Que la Turquie, pour l’Europe, soit «un os difficile à avaler», il n’est pas besoin d’être expert en géopolitique pour le comprendre. La Turquie, ce sont 70 millions de musulmans qui, en termes démographiques, pèsent autant que les populations des dix pays de l’élargissement. Plus pauvre, plus rurale, avec une richesse par habitant quatre fois plus faible que celle de l’UE, son intégration sur le plan économique ne sera pas aisée. Mais le vrai blocage est ailleurs. Il se rapporte, ce n’est pas un secret, à la dimension musulmane de la Turquie. Toutes les nations qui, à ce jour, font l’Europe appartiennent à la chrétienté. Le terme, en la circonstance, est à prendre avec son poids symbolique, celui forgé par l’histoire et lourd de toute la confrontation avec cet autre monothéisme qu’est l’islam. Perçue comme le cheval de Troie des musulmans, la Turquie, par sa demande d’adhésion, réveille les fantasmes emmagasinés dans la mémoire collective européenne. Le discours réfractaire évoque «notre vision de l’Europe» ou «notre vision de la démocratie» mais, derrière, se profile l’image de l’Ottoman avec son large turban et son grand sabre recourbé. D’autant que, aux illustrations jaunies des livres d’histoire, se superpose à présent une autre image, réelle cette fois-ci : celle, terrible, d’un glaive tenu par un bourreau masqué et s’abattant sur la nuque d’un supplicié agenouillé.
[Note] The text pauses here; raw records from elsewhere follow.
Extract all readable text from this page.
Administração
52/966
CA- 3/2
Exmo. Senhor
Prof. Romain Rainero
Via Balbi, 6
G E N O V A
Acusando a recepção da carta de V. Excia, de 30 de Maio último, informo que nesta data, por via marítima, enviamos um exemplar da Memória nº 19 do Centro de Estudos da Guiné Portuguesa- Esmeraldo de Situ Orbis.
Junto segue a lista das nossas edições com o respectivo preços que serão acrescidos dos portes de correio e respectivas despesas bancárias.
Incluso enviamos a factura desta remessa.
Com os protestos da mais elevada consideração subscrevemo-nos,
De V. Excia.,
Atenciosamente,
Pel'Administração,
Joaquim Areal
Pourtant, en ces temps dramatiques où tout pousse à la confrontation des civilisations, quelle opportunité formidable serait la venue d’Ankara à Bruxelles ! L’arrivée, il y a deux ans, du PJD turc au gouvernement avait suscité les plus grandes frayeurs. Or, paradoxalement, c’est sous la conduite d’un premier ministre appartenant à la mouvance islamiste que le processus de démocratisation a subi un coup d’accélérateur, contraignant l’Europe à revoir sa copie. Le désir turc d’intégrer ses rangs s’est révélé plus fort que la tentation rétrograde ainsi que l’a démontré l’ultime recul du gouvernement d’Erdogan sur la question de la pénalisation de l’adultère. Même forcée, la laïcisation a produit sur le long terme ses effets en Turquie. Par le jeu de la démocratie, des islamistes sont arrivés au gouvernement. Ils s’y sont mués en «musulmans modérés» pour reprendre l’expression d’un journal français. Demain, on les qualifiera peut-être, comme les «démocrates chrétiens», de «démocrates musulmans». Cette confrontation pacifique qui fait progresser de part et d’autre sans perdre ni s’annihiler, c’est cela l’espoir véritable, pour le monde musulman, comme pour l’Occident.